Roma, 11 marzo – Simone ha quasi tre anni e quest’anno non va a scuola. Sua madre è un’impiegata part time e in famiglia si è deciso di risparmiare un po’, tenendo il bambino a casa. Fondamentale l’aiuto da parte dei nonni che guardano il nipotino tutte le mattine. In questo modo la famiglia riesce a risparmiare circa 500 euro al mese. E non è affatto poco.
Una scelta simile l’hanno presa tantissimi altri genitori in tutta Italia e per la prima volta, dal 2004, cala il numero di iscritti al nido comunale. A parlare sono i dati dell’Istat: il 2011 ha visto il 14% di iscritti, che nel 2012 sono scesi al 13,5%, una differenza di 0,5 punti percentuali appena, ma che ha determinato circa 8.904 alunni in meno.
Succede soprattutto in Veneto, dove i bambini dell’asilo sono l’8,9 % in meno; nella provincia di Bolzano (-7,8%); in Valle d’Aosta (-5,9%) e poi in Umbria (-4,6%), Sardegna (-4,3%) e Liguria (-3,3%). Tutti sono disposti a rinunciare agli asili nido e alle scuole d’infanzia, a prescindere che si tratti di strutture pubbliche o private.
A Torino le domande per il nido sono scese dell’11 %, a Treviso la Federazione italiana scuole materne denuncia che 3 mila bambini, su 27 mila della provincia, non frequentano la scuola dell’infanzia a causa dei problemi economici della famiglia. In Toscana per la crisi sono diminuite le domande. Tanti genitori, più di uno su cinque al Nord, rinunciano al posto che gli è stato assegnato o ritirano i figli perché non possono più pagare. Come è successo, nel 2013, a 1.104 bambini di Bologna.

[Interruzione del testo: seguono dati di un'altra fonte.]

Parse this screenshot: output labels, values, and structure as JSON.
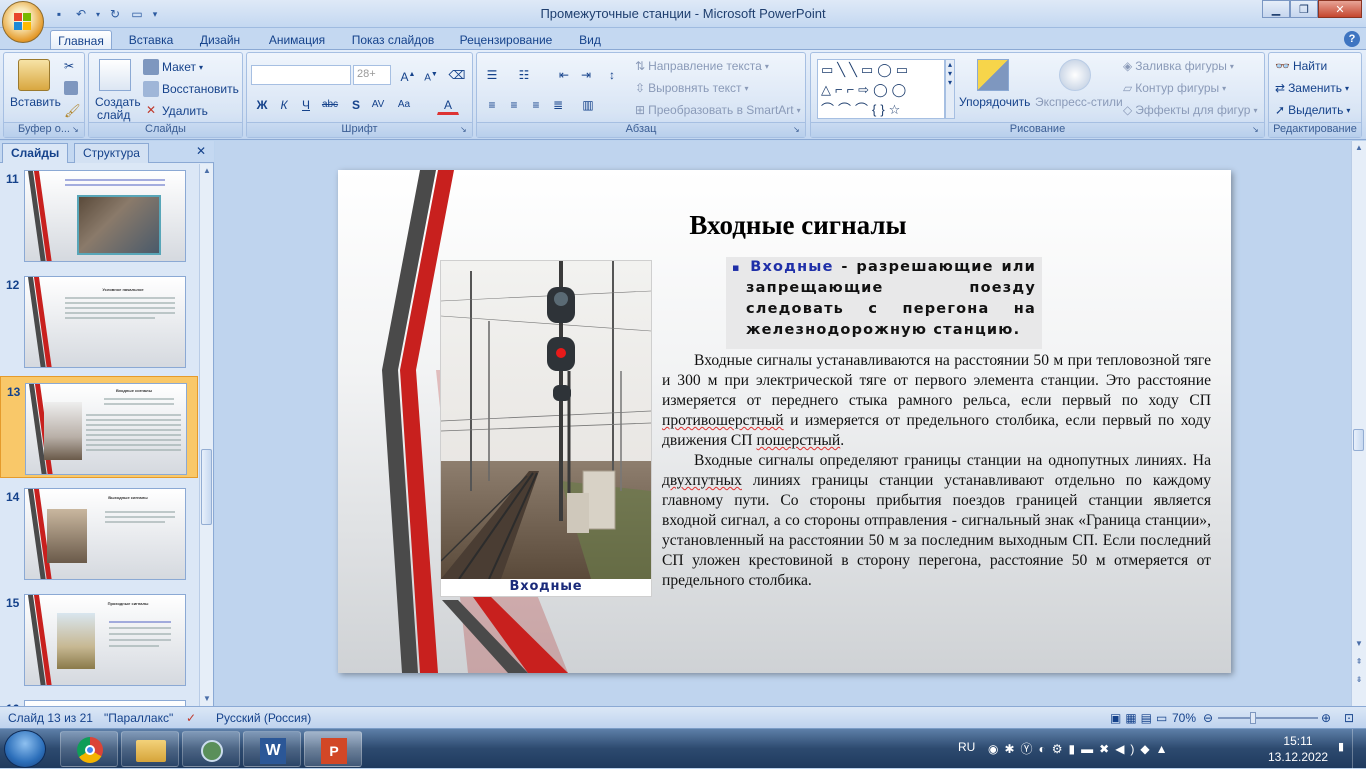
{
  "window": {
    "title": "Промежуточные станции - Microsoft PowerPoint"
  },
  "ribbon": {
    "tabs": [
      "Главная",
      "Вставка",
      "Дизайн",
      "Анимация",
      "Показ слайдов",
      "Рецензирование",
      "Вид"
    ],
    "clipboard": {
      "paste": "Вставить",
      "label": "Буфер о..."
    },
    "slides": {
      "create": "Создать",
      "create2": "слайд",
      "layout": "Макет",
      "reset": "Восстановить",
      "delete": "Удалить",
      "label": "Слайды"
    },
    "font": {
      "size": "28+",
      "label": "Шрифт"
    },
    "paragraph": {
      "text_direction": "Направление текста",
      "align_text": "Выровнять текст",
      "smartart": "Преобразовать в SmartArt",
      "label": "Абзац"
    },
    "drawing": {
      "arrange": "Упорядочить",
      "quick_styles": "Экспресс-стили",
      "fill": "Заливка фигуры",
      "outline": "Контур фигуры",
      "effects": "Эффекты для фигур",
      "label": "Рисование"
    },
    "editing": {
      "find": "Найти",
      "replace": "Заменить",
      "select": "Выделить",
      "label": "Редактирование"
    }
  },
  "panel": {
    "tabs": [
      "Слайды",
      "Структура"
    ],
    "thumbs": [
      {
        "num": "11",
        "title": ""
      },
      {
        "num": "12",
        "title": "Условное начальное"
      },
      {
        "num": "13",
        "title": "Входные сигналы"
      },
      {
        "num": "14",
        "title": "Выходные сигналы"
      },
      {
        "num": "15",
        "title": "Проходные сигналы"
      },
      {
        "num": "16",
        "title": ""
      }
    ]
  },
  "slide": {
    "title": "Входные сигналы",
    "definition_keyword": "Входные",
    "definition_rest": " - разрешающие или запрещающие поезду следовать с перегона на железнодорожную станцию.",
    "photo_caption": "Входные",
    "p1_a": "Входные сигналы устанавливаются на расстоянии 50 м при тепловозной тяге и 300 м при электрической тяге от первого элемента станции. Это расстояние измеряется от переднего стыка рамного рельса, если первый по ходу СП ",
    "p1_b": "противошерстный",
    "p1_c": " и измеряется от предельного столбика, если первый по ходу движения СП ",
    "p1_d": "пошерстный",
    "p1_e": ".",
    "p2_a": "Входные сигналы определяют границы станции на однопутных линиях. На ",
    "p2_b": "двухпутных",
    "p2_c": " линиях границы станции устанавливают отдельно по каждому главному пути. Со стороны прибытия поездов границей станции является входной сигнал, а со стороны отправления - сигнальный знак «Граница станции», установленный на расстоянии 50 м за последним выходным СП. Если последний СП уложен крестовиной в сторону перегона, расстояние 50 м отмеряется от предельного столбика."
  },
  "status": {
    "slide_of": "Слайд 13 из 21",
    "theme": "\"Параллакс\"",
    "language": "Русский (Россия)",
    "zoom": "70%"
  },
  "taskbar": {
    "lang": "RU",
    "time": "15:11",
    "date": "13.12.2022"
  },
  "colors": {
    "accent_red": "#c8201e",
    "accent_gray": "#4a4a4a",
    "keyword_blue": "#1f2fa8"
  }
}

«È un paradosso pensare che alle materne il posto c’è per quasi tutti, ma che le famiglie non ne usufruiscono perché hanno perso uno dei due stipendi e anche gli 80-100 euro del buono mensa sono diventati un lusso» afferma Aldo Fortunati, direttore dell’area educativa dell’istituto degli Innocenti di Firenze. «E questi sintomi di malessere purtroppo sono sempre più frequenti, destinati a aumentare. Anche perché i comuni hanno meno soldi per gestire i servizi e così tanti posti restano inattivi».
A Reggio Emilia in dodici anni sono stati creati quasi 1.300 posti in più nelle scuole d’infanzia. Se nel 2001 le frequentavano 95 bimbi su 100, oggi ci vanno in 86. «Eppure qui c’è un’altissima attenzione per l’educazione già dal Dopoguerra, quando in quello sfacelo generale genitori e operai hanno dato la priorità all’istruzione, costruendo pietra su pietra la scuola XXV Aprile» spiega l’assessore alla Scuola, Luna Sassi. «Investiamo il 16 per cento del Bilancio per gli alunni fino ai 6 anni, ma tanti neanche fanno domanda».
«Questa difficoltà crescente della famiglie è un campanello d’allarme — conferma Annamaria Palmieri, assessore alla Scuola di Napoli e membro della commissione Istruzione dell’ Anci — il calo di iscrizioni non coincide con un calo anagrafico: significa che il costo della scuola in alcune situazioni critiche diventa insormontabile. A Napoli, per esempio, l’alta disoccupazione femminile compensa la carenza di nidi. Ma sarebbe meglio il contrario: avere più nidi per far lavorare più donne ».
A Bolzano, lo scorso anno, più di 540 mamme, dice la Cgil, si sono ritrovate costrette a lasciare il lavoro per accudire i propri figli: «Così prendiamo una curva pericolosa che indebolisce le famiglie — continua Fortunati — perché non sarà facile per una donna costretta a stare a casa rientrare nel mercato del lavoro ».
Anche questo significa calpestare i diritti delle donne.